B = flux density (this is generally constant and is any value) , Q = Charge (this could be any value). v = velocity of charged particle.

Yea, I know it's no specafic value but that was my question, is it taken in terms of electrons (as in would 1.6 x 10-19 C) be taken as one or is it like any other equation, because the value of the constant B, depends on this, right... Sorry, I think I framed the question wrong.

In the equation, Bqv=F, is q=1 Coloumb or is it equal to 1.6 x 10^-19 C (like in eV)?

No, charge is measured in coulombs, not in "amounts of electron". Two Coulombs of charge is different from two electrons.

No, charge is measured in coulombs, not in "amounts of electron". Two Coulombs of charge is different from two electrons.

If you're considering electrons then you'd use the electron charge of 1.6x10^-19C but if not then you'll consider the given charge.



This is a good explanation of it

OK, sorry to bring this up again, but what confuses me is that the electronvolt is written as eV. And then sometimes, Bqv is written as Bev (I know v is velocity here so it's different) but why is e used rather than q? I just don't get the point! It's very confusing!

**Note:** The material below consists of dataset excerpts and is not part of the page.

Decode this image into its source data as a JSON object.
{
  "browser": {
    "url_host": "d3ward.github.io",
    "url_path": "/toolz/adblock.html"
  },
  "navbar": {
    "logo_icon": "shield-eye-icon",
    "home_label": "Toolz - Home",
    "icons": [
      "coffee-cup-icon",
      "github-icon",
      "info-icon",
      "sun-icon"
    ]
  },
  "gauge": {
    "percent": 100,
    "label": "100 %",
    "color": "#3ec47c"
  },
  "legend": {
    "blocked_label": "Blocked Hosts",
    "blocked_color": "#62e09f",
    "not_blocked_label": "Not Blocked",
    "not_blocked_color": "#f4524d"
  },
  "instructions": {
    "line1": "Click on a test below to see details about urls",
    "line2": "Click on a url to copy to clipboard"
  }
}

When they use 'e' it means the charge of an electron, but when it says 'q' it means just charge and that they're not specifically focusing on electron charge. It's usually electrons that are considered in these situations, which is why you'll often see 'e'.

F=bev has nothing to do with eV (electron volts) because energy is not considered here, and electron volts are a unit of energy.

Hope this helps